To determine a potential cross-talk between CLA-1 L-mediated presynaptic sorting of ATG-9 and autophagy, we generated epg-9/Atg101;cla-1(L) double mutant animals. The ATG-9 phenotype is enhanced in the double mutants, compared to single mutants Furthermore, we found that CLA-1 L-mediated presynaptic sorting of ATG-9 likely plays a role in activity-dependent autophagosome biogenesis. Unlike wild-type animals, the average number of LGG-1/Atg8/GABARAP (autophagosome marker) puncta did not increase in cla-1(L) mutants upon neuronal stimulation. It is interesting that in cla-1(L) mutants, only activity-induced autophagy, but not baseline autophagy, is affected in the neuron we examined. We speculate that other molecules play a redundant role in supporting baseline autophagy.

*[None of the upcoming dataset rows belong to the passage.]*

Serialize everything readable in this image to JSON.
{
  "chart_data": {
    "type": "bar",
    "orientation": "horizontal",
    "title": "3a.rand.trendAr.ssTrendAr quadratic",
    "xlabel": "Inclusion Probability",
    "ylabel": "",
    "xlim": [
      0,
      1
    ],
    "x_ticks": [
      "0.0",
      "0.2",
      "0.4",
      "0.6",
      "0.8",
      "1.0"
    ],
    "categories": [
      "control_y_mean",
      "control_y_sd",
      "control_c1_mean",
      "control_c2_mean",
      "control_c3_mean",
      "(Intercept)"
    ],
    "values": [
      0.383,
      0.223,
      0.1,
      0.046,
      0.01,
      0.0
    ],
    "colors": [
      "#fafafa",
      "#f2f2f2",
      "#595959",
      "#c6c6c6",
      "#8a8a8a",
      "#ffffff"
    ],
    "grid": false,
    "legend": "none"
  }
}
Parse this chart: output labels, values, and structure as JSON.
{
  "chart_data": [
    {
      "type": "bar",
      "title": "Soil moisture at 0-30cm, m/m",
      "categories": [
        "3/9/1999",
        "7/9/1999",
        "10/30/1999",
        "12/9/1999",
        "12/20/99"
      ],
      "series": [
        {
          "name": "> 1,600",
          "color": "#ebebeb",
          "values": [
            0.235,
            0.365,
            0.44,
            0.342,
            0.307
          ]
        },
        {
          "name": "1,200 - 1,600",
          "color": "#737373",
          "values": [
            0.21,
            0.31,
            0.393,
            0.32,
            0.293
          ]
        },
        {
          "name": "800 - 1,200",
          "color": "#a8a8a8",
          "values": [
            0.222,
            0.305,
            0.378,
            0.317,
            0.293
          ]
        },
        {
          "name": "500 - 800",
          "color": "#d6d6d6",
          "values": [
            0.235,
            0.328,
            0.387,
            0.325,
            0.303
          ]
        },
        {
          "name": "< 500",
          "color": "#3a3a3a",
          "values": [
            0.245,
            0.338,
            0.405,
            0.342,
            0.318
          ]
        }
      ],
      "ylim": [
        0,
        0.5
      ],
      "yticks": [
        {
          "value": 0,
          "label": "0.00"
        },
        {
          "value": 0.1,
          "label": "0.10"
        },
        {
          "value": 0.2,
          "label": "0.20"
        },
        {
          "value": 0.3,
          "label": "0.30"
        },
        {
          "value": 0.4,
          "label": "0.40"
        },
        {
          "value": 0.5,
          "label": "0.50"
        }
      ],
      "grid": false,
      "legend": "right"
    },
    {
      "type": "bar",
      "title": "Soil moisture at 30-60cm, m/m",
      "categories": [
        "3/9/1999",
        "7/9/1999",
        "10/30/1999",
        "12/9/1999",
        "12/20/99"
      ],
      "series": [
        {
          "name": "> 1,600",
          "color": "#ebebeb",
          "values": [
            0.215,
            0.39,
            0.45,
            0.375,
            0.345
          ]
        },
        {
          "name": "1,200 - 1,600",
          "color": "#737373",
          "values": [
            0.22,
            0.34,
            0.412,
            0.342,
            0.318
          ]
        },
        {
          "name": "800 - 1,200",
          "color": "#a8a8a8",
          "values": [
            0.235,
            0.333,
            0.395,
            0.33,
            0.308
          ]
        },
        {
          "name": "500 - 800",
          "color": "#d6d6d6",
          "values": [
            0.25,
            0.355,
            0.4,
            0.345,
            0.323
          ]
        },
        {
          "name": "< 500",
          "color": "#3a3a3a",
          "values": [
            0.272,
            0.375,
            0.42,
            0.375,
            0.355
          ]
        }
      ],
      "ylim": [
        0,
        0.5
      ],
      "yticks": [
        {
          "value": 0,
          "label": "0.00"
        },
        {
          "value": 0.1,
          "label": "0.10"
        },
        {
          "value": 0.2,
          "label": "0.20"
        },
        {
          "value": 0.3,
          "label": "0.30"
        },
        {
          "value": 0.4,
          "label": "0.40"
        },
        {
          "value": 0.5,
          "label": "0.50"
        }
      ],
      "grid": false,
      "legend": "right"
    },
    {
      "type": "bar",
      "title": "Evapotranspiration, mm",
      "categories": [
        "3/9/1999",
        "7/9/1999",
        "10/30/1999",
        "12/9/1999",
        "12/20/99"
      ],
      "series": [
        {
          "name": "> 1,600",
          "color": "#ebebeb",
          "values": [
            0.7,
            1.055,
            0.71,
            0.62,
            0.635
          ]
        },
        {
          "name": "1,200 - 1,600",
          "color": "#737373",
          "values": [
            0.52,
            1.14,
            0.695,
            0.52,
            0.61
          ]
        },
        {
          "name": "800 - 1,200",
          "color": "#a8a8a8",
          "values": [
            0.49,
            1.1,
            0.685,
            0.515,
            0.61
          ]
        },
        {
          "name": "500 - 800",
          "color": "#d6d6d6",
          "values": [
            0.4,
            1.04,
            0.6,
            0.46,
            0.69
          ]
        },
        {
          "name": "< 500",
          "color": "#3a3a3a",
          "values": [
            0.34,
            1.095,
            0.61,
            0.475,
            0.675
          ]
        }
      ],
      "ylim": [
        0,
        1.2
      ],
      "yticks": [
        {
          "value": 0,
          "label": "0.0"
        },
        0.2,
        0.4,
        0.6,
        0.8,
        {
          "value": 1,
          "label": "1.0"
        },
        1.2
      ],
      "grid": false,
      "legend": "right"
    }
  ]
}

Protein turnover (e.g., via autophagy) is correlated with activity states of synapses and is necessary for optimal synaptic function. Large active zone proteins, like CLA-1 L, could monitor synaptic transmission at the active zone and regulate presynaptic sorting of ATG-9 at the periactive zone to boost synaptic autophagy for the degradation of damaged synaptic components under high activity states.
Disclosure statement
No potential conflict of interest was reported by the authors.